Le bilan écologique, environnemental et en développement durable du gouvernement du Parti québécois aura, je crois, été plus valable que celui du précédent. Tout demeure possible pour le suivant. Notre bilan reste cependant insuffisant. Malgré la présence de quatre environnementalistes reconnus au sein du caucus et de deux au sein du Conseil des ministres, notre gouvernement n'a pas su intégrer à la pensée de l'État des notions structurantes en termes de protection et de restauration de l'environnement, de conservation et de mise en valeur de la diversité biologique, ni en termes de cette harmonisation pourtant profitable de l'économie et de l'écologie. Les valeurs environnementales n'y ont pas été suffisamment promues comme modèle de développement durable dont le Québec peut et doit être un exemple. Les milieux économiques ont trop peu été interpelés par mes invitations à intégrer la pensée écologique à leurs modèles de développement d'entreprises. Je constate et me désole que les autorités du gouvernement auquel j'ai participé n'aient pas mieux saisi et transmis l'élan que peut offrir une vision écologique du développement économique. Des grappes d'entreprises de mieux en mieux structurées et des centres de recherche performants y auraient pourtant adhéré avec enthousiasme.

Je prends sans hésiter une part de ce blâme. Je croyais que nous aurions plus de temps pour y arriver, et que la latitude pour le faire serait davantage disponible au sein d'un gouvernement majoritaire. À défaut de mieux avoir conçu, transmis et déployé une telle vision écologique et prospère de l'avenir, une large part du Québec progressiste est restée chez elle le 7 avril dernier. J'y reviendrai bientôt de façon beaucoup plus détaillée et sans complaisance tant face au bilan qu'aux exigences et aux opportunités du futur.

Néanmoins, la mise en œuvre d'un marché nord-américain du carbone salué mondialement et dont la Californie et le Québec sont les premiers états participants, la fin de la filière nucléaire, le refus de soutenir l'exploitation de l'amiante, l'électrification des transports et le recours plus fréquent aux consultations publiques du BAPE (Îles-de-la-Madeleine, uranium, gaz de schiste, Anticosti...) sont des gestes salutaires. L'indépendance énergétique peut être davantage que le remplacement du pétrole étranger par du pétrole québécois d'Anticosti. Il doit s'agir de l'usage de nos ressources en carburants fossiles pour, justement, nous en libérer et réduire nos émissions de GES. Il faut ne le faire que si le coût écologique peut être minimisé et notre empreinte environnementale comparative réduite. Il me semble donc inconcevable d'aller de l'avant avec l'extraction de gaz de schiste dans les basses terres du St-Laurent.

L'économie attribue au service des gens les ressources naturelles, matérielles, humaines et intellectuelles à notre disposition.
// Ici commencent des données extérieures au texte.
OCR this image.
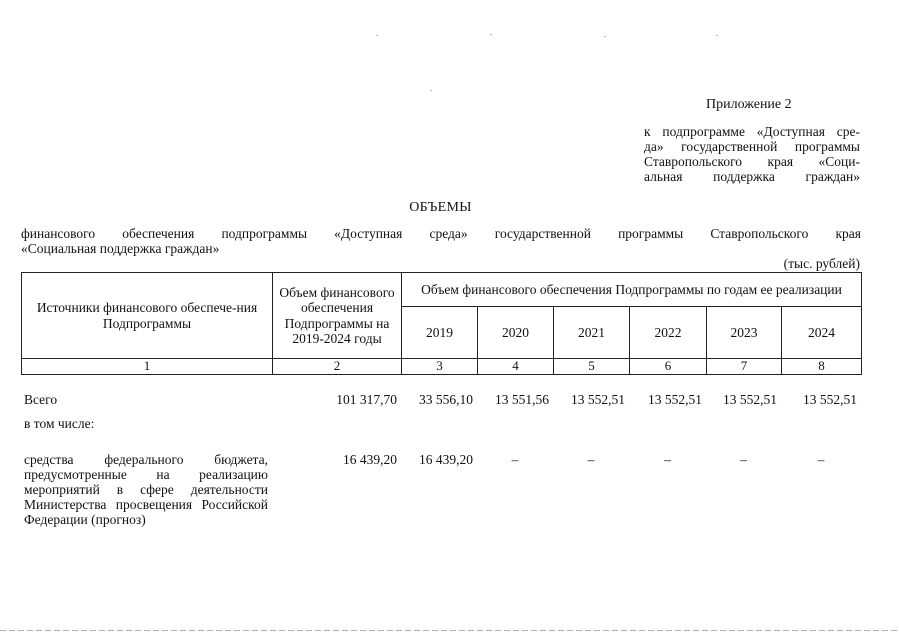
Приложение 2
к подпрограмме «Доступная сре-
да» государственной программы
Ставропольского края «Соци-
альная поддержка граждан»
ОБЪЕМЫ
финансового обеспечения подпрограммы «Доступная среда» государственной программы Ставропольского края
«Социальная поддержка граждан»
(тыс. рублей)
Источники финансового обеспече-ния Подпрограммы	Объем финансового обеспечения Подпрограммы на 2019-2024 годы	Объем финансового обеспечения Подпрограммы по годам ее реализации					
		2019	2020	2021	2022	2023	2024
1	2	3	4	5	6	7	8
Всего	101 317,70	33 556,10	13 551,56	13 552,51	13 552,51	13 552,51	13 552,51
в том числе:							
средства федерального бюджета, предусмотренные на реализацию мероприятий в сфере деятельности Министерства просвещения Российской Федерации (прогноз)	16 439,20	16 439,20	–	–	–	–	–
Est-ce que le modèle d'une économie diversifiée, portée par une communauté d'entrepreneurs régionaux, axée vers l'exportation, l'innovation et une sensibilité environnementale doit être celui du Québec? Est-ce que les institutions d'enseignement doivent rééquilibrer l'essentielle recherche fondamentale qui enrichit et transmet la connaissance d'une part, et la formation technique puis la recherche appliquée afin de mieux s'arrimer aux besoins des entreprises d'autre part? Partage-t-on adéquatement la richesse, donne-t-on une chance équitable à chacun? Peut-on encore reporter les choix de développement qui assureront une longévité accrue à la vie et la diversité sur la Terre? Le Québec peut-il être à la fois un pays et un modèle?

Je prends un grand pas de recul et exprime le désir d'agir et de porter d'abord la voix de la Mauricie et du Centre-du-Québec, une région qui m'a accueilli et que j'aime durablement.